Bardzo lubię dekorować kabinę samolotu z różnych okazji. Latając z szefem nie mam możliwości pokazania swojej "artystycznej" strony. 😉
A u Was świąteczne ozdoby opanowały już całą przestrzeń?
Popularne elfy zawitały i u mnie. |
Przygotowałam prezenty dla chłopców. |
Misie zostały zjedzone jeszcze przed startem.

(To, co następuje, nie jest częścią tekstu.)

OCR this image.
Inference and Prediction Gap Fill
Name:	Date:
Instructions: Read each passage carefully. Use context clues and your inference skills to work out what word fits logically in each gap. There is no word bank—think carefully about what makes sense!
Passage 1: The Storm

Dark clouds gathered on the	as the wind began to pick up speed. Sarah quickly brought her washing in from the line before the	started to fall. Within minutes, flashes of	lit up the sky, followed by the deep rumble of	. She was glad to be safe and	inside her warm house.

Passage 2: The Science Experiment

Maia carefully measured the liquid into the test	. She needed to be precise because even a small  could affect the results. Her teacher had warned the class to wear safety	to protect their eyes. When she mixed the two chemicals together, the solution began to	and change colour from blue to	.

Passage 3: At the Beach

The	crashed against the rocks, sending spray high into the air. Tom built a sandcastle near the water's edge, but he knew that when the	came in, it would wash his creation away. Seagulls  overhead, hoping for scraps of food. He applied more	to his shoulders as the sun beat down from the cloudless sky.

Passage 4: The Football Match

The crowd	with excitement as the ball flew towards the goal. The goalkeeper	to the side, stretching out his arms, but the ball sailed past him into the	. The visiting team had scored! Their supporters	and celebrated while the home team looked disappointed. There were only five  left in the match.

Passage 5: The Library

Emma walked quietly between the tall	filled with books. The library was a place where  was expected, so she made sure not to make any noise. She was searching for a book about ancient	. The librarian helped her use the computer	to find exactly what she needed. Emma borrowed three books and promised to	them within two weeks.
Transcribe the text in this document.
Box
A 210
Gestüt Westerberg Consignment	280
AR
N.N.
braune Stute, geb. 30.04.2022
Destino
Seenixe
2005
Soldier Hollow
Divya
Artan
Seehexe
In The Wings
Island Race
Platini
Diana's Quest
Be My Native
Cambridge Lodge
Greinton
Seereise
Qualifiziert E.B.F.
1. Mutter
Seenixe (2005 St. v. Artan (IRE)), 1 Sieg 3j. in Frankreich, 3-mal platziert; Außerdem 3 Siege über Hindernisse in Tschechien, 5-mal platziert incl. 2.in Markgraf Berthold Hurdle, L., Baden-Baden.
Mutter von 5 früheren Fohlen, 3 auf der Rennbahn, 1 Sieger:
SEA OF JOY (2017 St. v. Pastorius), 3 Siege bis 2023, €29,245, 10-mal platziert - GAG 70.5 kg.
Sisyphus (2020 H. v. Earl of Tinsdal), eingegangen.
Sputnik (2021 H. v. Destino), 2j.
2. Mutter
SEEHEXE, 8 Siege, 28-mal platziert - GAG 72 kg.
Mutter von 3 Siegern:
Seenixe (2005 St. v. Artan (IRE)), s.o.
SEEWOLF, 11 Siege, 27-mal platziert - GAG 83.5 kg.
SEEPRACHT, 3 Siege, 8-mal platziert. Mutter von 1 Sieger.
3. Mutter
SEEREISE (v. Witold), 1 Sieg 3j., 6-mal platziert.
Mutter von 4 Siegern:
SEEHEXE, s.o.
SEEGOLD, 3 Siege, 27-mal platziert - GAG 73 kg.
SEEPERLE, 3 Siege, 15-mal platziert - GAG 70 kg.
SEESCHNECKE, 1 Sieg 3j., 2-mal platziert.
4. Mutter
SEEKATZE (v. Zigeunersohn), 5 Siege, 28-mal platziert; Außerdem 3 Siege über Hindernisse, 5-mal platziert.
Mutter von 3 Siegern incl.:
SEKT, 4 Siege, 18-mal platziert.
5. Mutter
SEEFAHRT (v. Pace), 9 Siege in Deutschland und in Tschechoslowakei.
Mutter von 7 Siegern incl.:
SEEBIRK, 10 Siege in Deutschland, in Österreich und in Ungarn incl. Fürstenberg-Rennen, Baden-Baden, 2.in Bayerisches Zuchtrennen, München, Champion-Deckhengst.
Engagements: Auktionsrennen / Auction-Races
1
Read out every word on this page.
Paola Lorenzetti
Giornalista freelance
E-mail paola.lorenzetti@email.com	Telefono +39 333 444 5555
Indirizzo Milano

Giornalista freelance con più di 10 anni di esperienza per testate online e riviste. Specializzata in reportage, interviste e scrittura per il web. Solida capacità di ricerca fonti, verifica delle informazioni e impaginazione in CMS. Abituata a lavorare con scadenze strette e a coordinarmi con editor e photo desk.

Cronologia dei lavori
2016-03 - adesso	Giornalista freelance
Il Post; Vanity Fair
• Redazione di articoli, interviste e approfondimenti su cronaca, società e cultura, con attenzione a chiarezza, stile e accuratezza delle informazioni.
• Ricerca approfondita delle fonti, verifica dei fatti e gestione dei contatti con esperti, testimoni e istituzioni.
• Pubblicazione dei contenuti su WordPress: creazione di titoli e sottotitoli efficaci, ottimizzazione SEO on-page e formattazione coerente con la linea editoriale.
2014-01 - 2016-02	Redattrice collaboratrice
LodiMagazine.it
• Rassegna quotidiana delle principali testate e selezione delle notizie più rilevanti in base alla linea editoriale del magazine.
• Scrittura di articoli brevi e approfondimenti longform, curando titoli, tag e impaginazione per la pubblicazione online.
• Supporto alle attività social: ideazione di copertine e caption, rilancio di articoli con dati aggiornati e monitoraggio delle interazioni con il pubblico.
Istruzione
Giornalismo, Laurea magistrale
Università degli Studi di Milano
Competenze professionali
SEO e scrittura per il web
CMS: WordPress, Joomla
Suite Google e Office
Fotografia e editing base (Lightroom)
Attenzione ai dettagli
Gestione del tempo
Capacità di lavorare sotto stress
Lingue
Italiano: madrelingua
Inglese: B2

Wieniec może i ładny, ale strasznie się sypał. |
Jestem przeciwniczką stawiania butelek z wodą, ale na nocnym rejsie ma ona swoje uzasadnienie. |
W galley zawisła skarpeta na prezenty. |
Drugi lot, tym razem bez dzieci = bardziej stonowane dekoracje. |
Tutaj woda zawsze wymagana przez szefa, obok bałwanek który się jeszcze uchował. |
Standardowe rosyjskie gazety w Dubaju można tylko wydrukować. Nie lubię takiej wersji, ale jak nie ma nic innego.... |
A u Was świąteczne ozdoby opanowały już całą przestrzeń?